To begin with, students should have a firm grasp on what digital literacy is. As Deakin Library states in the video below, “digital literacy means as a student, you can search and navigate, think critically, and analyze as well as create and communicate and do all of this using a variety of media, and not just media of today, but things that are always adapting and changing” (2015).

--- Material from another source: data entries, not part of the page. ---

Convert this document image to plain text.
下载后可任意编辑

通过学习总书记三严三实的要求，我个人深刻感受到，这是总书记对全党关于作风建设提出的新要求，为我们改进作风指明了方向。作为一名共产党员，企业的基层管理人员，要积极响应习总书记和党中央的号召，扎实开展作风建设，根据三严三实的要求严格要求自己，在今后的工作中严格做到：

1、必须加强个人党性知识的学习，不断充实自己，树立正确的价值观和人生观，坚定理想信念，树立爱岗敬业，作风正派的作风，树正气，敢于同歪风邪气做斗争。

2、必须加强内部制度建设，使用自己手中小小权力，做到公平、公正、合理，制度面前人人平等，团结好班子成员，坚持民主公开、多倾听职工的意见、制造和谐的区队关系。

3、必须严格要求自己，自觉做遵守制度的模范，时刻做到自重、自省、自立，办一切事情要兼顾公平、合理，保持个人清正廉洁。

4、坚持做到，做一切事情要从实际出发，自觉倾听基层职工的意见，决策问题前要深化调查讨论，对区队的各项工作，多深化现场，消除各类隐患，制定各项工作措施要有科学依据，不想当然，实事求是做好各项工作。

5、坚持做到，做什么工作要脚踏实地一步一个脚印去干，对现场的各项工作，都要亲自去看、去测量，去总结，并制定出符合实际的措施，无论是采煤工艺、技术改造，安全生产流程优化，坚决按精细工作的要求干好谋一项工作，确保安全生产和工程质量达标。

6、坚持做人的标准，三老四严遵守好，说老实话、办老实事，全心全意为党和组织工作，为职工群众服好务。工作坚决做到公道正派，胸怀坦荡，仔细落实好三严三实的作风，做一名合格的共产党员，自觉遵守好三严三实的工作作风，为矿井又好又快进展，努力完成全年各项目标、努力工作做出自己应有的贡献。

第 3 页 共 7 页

This encompasses my first point, science students that wish to be digitally literacy and use digital media critically should know how to apply their knowledge to current events. Students see so many things on social media and different digital sources, but what they choose to believe is entirely up to them and what they think to be true. How can students be expected to truly know how to interact on social media if they don’t know how to use and they do not have a wide variety of sources to draw information from? As Warner writes, “…most young people are not afforded any education around mobile phone-based literacy, including critical digital literacy to help then understand the ways in which the hardware, software, and social practices position them in the world as producers, consumers, or somewhere in between” (Warner, 2016). If students do not know that there are certain settings in their media that allow them to see more liberal or conservative publications and news, the students could only be seeing one side of the entire story. This puts the students at a disadvantage and they could be believing falsities. What is described here is called an echo chamber. As students see and are surrounded by more and more of one that they believe to be true, they are boosting their echo chamber and not being critically literate users of digital media.

This brings us to point two, students have to be able to spot fake news. Fake news is known as news articles that are not real and they are put out for humor, propaganda, or just because a news outlet needs an interesting story. In the field of science, this has been proven to be a huge deal. There are so many stories floating around about many topics that are either untrue or they make no sense to the educated science student. The first step in preventing this from happening is to properly educate students in the sciences, the teacher’s job as well as the family. The next step is for someone to show the students that there are multiple types of outlets and they all report information a bit differently. When students see a story that seems a little weird or the facts do not seem right, the students need to have learned how to use a fact checking system to determine if they will choose to believe this new information.

A really great way to incorporate this type of digital literacy into the science classroom is using social media. Nova Education published some very great ways to encourage digital literacy in their 2014 article, How Social Media Can Support Science and Digital Literacy. They share ideas like using Feedly, Twitter, and Pinterest to give students a way to find reputable news sources as well as show some very crazy ones as well. It would be truly wonderful if there was a way to get students to find, share and explain an article that is very wrong scientifically with others on social media. I would like to find a way to incorporate something like this into my future classroom.

Resources

Outside Sources:

Deakin Library. (January 11, 2015). Digital Literacy. Retrieved from https://www.youtube.com/watch?v=bZvdfmc_Rvk.

Nova Education. (August 27, 2014). How Social Media Can Support Science and Digital Literacy. Retrieved from https://www.youtube.com/watch?v=bZvdfmc_Rvk.

Class Readings:

Warner, J. (2016). Warner, Julie. “Critical Digital Literacies.” Adolescents’ New Literacies with and through Mobile Phones, Peter Lang, 2017, pp. 143–159.